Le 8 octobre, Geir Haarde, Premier ministre, sollicite l'aide de la Russie afin de soutenir la monnaie.

Ministres et oligarques se rejettent, par voie de presse, la responsabilité du désastre, quand ce n'est pas la faute à la crise internationale ou au gouvernement britannique. En réalité, c'est un système congénital qui fait la preuve de ses carences. Liens d'amitié, parentèles, relations professionnelles: dans ce petit pays, les intérêts croisés de la politique, de l'économie, des médias se recoupent sans cesse. La femme du Premier ministre a siégé quelques mois au conseil d'une des holdings. Ces mêmes holdings qui étaient actionnaires des banques et restent propriétaires des principaux médias...

Les rapports alarmistes des experts étrangers ont été tus et ignorés. Les contre-pouvoirs ne fonctionnent pas. Dans ces conditions, une petite nation peut-elle survivre en embrassant pleinement la mondialisation et ses mécanismes complexes?

La crise actuelle pourrait remettre en question l'idée même d'indépendance. "La crise islandaise, c'est simple: imaginez le conseil municipal de Rouen appelé à gérer la faillite combinée de la BNP et de la Société générale", explique Keita Stephenson, à la chambre de commerce franco-islandaise. "Il est très probable que le FMI se saisisse de la réalité du pouvoir, prédit Gunnar Haraldsson, professeur d'économie à l'université de Reykjavik. Pour l'heure, le gouvernement se réfugie dans un discours lénifiant." Tout d'un coup, le Parlement islandais avec ses 63 députés - 1 pour 5 000 habitants - paraît bien pléthorique.

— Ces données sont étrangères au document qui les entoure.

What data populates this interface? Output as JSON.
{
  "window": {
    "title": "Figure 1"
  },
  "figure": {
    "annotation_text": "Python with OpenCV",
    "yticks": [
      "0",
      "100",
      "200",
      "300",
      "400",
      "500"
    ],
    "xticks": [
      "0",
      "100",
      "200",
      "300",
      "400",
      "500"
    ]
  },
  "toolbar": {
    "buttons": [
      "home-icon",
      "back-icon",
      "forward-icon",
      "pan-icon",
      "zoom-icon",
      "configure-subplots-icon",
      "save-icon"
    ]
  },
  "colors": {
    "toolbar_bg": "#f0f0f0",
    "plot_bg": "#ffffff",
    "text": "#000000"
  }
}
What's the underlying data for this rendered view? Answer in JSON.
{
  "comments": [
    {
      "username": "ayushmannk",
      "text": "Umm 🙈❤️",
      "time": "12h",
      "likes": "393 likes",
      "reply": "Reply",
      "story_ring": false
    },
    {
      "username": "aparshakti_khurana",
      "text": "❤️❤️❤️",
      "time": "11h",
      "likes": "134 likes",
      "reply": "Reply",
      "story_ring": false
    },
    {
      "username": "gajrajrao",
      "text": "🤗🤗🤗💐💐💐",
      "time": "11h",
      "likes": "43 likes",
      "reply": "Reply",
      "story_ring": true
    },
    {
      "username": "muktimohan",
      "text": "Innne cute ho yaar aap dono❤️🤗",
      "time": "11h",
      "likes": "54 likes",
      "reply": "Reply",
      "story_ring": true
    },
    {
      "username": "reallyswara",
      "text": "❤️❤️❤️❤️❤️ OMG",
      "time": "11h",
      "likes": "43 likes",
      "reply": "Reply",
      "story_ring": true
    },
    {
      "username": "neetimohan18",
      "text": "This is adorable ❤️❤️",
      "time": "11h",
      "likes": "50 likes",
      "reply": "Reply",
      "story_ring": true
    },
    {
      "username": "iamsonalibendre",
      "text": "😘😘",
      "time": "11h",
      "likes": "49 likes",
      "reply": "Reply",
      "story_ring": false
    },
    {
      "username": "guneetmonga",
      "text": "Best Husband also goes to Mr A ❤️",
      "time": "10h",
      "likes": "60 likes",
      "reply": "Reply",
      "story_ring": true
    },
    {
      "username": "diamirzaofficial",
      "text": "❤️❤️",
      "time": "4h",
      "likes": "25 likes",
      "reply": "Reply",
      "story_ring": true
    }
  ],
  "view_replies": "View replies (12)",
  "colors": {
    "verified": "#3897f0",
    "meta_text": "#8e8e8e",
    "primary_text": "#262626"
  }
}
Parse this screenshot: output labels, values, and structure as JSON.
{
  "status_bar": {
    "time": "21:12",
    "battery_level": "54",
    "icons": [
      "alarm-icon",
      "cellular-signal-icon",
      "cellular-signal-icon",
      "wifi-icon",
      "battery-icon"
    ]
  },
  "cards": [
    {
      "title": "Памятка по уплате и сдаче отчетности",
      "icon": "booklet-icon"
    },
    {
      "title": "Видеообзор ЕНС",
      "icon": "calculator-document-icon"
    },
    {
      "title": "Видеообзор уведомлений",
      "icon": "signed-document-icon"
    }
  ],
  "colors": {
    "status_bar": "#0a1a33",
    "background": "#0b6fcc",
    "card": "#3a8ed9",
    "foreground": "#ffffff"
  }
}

L'ampleur de la dette ébranle les fondements du pays. Comment ne pas sabrer dans le généreux modèle social d'Etat providence dont les Islandais étaient si fiers? Comment indemniser les 8 à 15% de chômeurs prévus dans les six prochains mois dans un pays qui, depuis une génération, avait perdu l'habitude du chômage? Comment garder ses jeunes bien éduqués, plurilingues?

Selon un sondage, un tiers de la population envisagerait de quitter le pays. "En restant ici, j'infligerais à mes enfants et à mes petits-enfants le paiement de la dette", se désole Egill, 18 ans. Déjà, des demandes de visa affluent à l'ambassade canadienne.

o. morin/afp

La pêche, une des activités susceptibles d'aider au redressement.

Face à la faillite des élites locales, l'option de l'adhésion à l'Union européenne revient en force. "L'euro nous aurait prémunis de cet effondrement, analyse l'ex-ministre des Affaires étrangères Jon Baldvin Hannibalson. Mais les conservateurs n'en veulent pas, afin de préserver les intérêts particuliers de l'élite."

"Pour se redresser, l'Islande peut compter sur la pêche, le tourisme, l'énergie, plaide Jon Asbergsson, président du Conseil chargé de promouvoir les investissements. On n'est pas le Mozambique, tout de même. Croyez-le ou non, mais les Islandais se perçoivent comme une grande nation." C'est bien là le problème, justement.